The versions of the attack told here indicate that the last visitor who met with Ambassador Chris Stevens, who died in the assault on the consulate, departed at least 45 minutes earlier than U.S. officials in Washington have said. Witnesses here also suggest that the attack may have begun as many as 15 minutes earlier than officials in Washington have said.

Witnesses also said there was no indication that anyone in the U.S. diplomatic compound was aware before the assault that protests had broken out in neighboring Egypt over an inflammatory film about the Prophet Muhammad that was produced in the United States.

The differences in the timelines could mean that CIA officers stationed in a compound just 1.2 miles away may have waited as long as 40 minutes before setting out to assist the besieged consulate and might not have arrived there until more than an hour after the attack began.

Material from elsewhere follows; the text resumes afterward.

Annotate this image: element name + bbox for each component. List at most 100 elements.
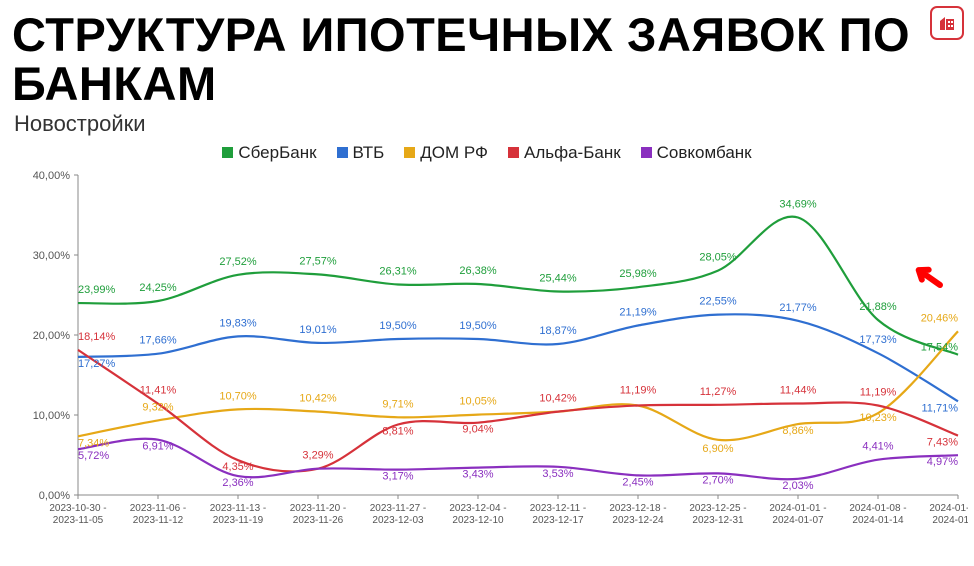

At a minimum, the witness accounts suggest that after two months, the U.S. government still may not know the basic sequence of events and when key moments in the assault occurred.

On the evening of Sept. 11, Stevens met with the Turkish consul here, Ali Sait Akin, in what everyone agrees was his last official act. While State Department officials said Stevens escorted the Turkish consul out of the compound at 8:30 p.m., a guard at the compound and an official familiar with the meeting said Mr. Akin left at 7:45 p.m.

A security guard said he distinctly remembered the time of the meeting because about a half-hour before Mr. Akin was scheduled to meet with Stevens, the ambassador approached the guard, introduced himself and asked what security measures were needed to allow the Turkish consul to enter. Stevens told him Mr. Akin would arrive at 6:30 p.m. for an hour-long meeting.

As the guard and Stevens spoke, the protests in Cairo had been going on for nearly two hours. Stevens didn't mention the film to the guard, and no one from the compound warned the guard about possible protests throughout the night, the guard said.

Mr. Akin arrived on time and the men met for an hour, the guard said.

The guard made a note of the time of Mr. Akin's arrival and departure in a book in which the guards tracked all movements, he said.

State Department officials have said the attack started at 9:40 p.m., a time that the CIA timeline also sets as the approximate beginning. A Pentagon account of its response said the assault started at 9:42 p.m.

But two guards at the compound told McClatchy that the attack began earlier; one said at 9:25 p.m. and the other at 9:35.

Behind the compound, at a nearby restaurant, a Western diplomat who was having dinner heard a mortar round go off around 9:30 p.m.